Prolonged depression of knee-extensor torque complexity following eccentric exercise.

Neuromuscular fatigue reduces the temporal structure, or complexity, of muscle torque output. Exercise-induced muscle damage reduces muscle torque output for considerably longer than high-intensity fatiguing contractions. We hypothesized that muscle-damaging eccentric exercise would lead to a persistent decrease in torque complexity, whereas fatiguing exercise would not. Ten healthy participants performed five isometric contractions (6 s contraction, 4 s rest) at 50% maximal voluntary contraction (MVC) before, immediately after and 10, 30 and 60 min and 24 h after eccentric (muscle-damaging) and isometric (fatiguing) exercise.

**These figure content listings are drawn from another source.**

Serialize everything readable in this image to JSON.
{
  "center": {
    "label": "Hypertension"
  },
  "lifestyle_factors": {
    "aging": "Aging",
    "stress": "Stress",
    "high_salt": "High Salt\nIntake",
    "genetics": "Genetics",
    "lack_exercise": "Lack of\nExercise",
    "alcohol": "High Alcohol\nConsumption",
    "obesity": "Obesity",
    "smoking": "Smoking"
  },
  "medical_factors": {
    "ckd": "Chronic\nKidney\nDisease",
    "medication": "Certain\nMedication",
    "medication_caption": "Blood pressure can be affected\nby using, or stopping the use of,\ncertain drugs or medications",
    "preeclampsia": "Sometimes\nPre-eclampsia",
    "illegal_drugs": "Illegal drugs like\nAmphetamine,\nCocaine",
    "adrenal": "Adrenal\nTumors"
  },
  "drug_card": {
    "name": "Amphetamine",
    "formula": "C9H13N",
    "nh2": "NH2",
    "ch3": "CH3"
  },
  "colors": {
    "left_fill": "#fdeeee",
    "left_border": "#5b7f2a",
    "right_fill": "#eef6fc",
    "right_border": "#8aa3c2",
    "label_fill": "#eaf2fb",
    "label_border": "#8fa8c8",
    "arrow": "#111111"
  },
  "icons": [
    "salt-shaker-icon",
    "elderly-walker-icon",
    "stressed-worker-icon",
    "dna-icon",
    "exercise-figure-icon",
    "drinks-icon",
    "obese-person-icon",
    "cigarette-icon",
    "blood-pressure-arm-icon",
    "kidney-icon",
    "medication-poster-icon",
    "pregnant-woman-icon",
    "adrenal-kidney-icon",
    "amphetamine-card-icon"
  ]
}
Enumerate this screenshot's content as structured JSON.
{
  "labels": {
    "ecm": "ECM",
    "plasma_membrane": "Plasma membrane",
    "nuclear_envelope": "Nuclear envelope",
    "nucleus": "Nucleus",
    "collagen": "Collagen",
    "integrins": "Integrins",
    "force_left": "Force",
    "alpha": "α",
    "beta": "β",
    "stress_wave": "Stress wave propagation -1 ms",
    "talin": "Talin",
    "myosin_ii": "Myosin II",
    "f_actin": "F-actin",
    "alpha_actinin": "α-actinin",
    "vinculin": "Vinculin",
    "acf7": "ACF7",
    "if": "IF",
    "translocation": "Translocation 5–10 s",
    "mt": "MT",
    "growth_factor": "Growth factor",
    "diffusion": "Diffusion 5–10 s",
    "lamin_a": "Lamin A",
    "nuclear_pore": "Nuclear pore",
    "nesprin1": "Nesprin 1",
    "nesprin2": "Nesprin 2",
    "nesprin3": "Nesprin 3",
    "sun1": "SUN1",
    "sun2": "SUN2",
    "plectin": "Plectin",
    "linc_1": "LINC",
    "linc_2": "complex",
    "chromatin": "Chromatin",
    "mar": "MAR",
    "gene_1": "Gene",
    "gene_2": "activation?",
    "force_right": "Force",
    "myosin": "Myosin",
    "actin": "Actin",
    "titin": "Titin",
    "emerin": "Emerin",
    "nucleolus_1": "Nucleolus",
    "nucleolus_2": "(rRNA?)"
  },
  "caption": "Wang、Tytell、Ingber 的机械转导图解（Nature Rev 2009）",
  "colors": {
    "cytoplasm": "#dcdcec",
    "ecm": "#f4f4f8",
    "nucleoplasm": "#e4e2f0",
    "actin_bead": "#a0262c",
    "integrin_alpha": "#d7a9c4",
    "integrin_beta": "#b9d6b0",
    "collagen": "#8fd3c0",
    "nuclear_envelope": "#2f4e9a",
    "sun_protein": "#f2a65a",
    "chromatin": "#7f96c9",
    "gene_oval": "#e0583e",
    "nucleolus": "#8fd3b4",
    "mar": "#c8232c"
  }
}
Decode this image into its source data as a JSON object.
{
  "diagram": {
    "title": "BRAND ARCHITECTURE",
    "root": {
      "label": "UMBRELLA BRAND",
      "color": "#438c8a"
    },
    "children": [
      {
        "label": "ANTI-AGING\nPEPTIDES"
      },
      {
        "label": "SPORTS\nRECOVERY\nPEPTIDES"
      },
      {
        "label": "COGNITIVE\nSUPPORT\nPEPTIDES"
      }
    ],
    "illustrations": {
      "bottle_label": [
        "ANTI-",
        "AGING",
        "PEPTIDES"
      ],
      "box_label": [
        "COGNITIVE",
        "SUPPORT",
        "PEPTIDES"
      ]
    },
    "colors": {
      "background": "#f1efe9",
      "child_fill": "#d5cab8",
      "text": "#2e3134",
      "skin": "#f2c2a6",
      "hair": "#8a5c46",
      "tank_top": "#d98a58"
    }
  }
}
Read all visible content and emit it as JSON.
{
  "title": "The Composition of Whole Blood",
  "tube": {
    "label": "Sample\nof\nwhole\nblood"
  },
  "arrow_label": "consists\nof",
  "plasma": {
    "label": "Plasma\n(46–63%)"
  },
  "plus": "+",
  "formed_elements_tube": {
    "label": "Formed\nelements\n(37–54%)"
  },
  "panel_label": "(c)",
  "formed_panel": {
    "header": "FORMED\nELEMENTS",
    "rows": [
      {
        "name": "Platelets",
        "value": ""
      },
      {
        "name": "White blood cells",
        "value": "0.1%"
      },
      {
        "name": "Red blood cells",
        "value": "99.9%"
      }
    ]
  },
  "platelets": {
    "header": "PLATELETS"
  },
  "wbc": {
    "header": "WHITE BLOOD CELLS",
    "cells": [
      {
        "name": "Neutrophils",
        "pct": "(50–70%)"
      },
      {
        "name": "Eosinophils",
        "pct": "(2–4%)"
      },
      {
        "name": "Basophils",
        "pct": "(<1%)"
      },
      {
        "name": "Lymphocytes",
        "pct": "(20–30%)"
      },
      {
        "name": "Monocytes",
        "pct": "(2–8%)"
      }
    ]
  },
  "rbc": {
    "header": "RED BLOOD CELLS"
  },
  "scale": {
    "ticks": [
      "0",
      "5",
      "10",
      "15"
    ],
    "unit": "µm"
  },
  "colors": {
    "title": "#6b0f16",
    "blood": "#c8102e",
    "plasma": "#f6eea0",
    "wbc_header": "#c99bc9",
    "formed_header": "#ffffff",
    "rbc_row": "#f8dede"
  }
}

These contractions were also repeated 48 h and 1 week after eccentric exercise. Torque and surface EMG signals were sampled throughout each test. Complexity and fractal scaling were quantified using approximate entropy (ApEn) and the detrended fluctuation analysis α exponent (DFA α). Global, central and peripheral perturbations were quantified using MVCs with femoral nerve stimulation. Complexity decreased after both eccentric [ApEn, mean (SD), from 0.39 (0.10) to 0.20 (0.12), P < 0.001] and isometric exercise [from 0.41 (0.13) to 0.09 (0.04); P < 0.001]. After eccentric exercise, ApEn and DFA α required 24 h to recover to baseline levels, but after isometric exercise they required only 10 min. The MVC torque remained reduced [from 233.6 (74.2) to 187.5 (64.7) N m] 48 h after eccentric exercise, with such changes evident only up to 60 min after isometric exercise [MVC torque, from 246.1 (77.2) to 217.9 (71.8) N m]. The prolonged depression in maximal muscle torque output is therefore accompanied by a prolonged reduction in torque complexity.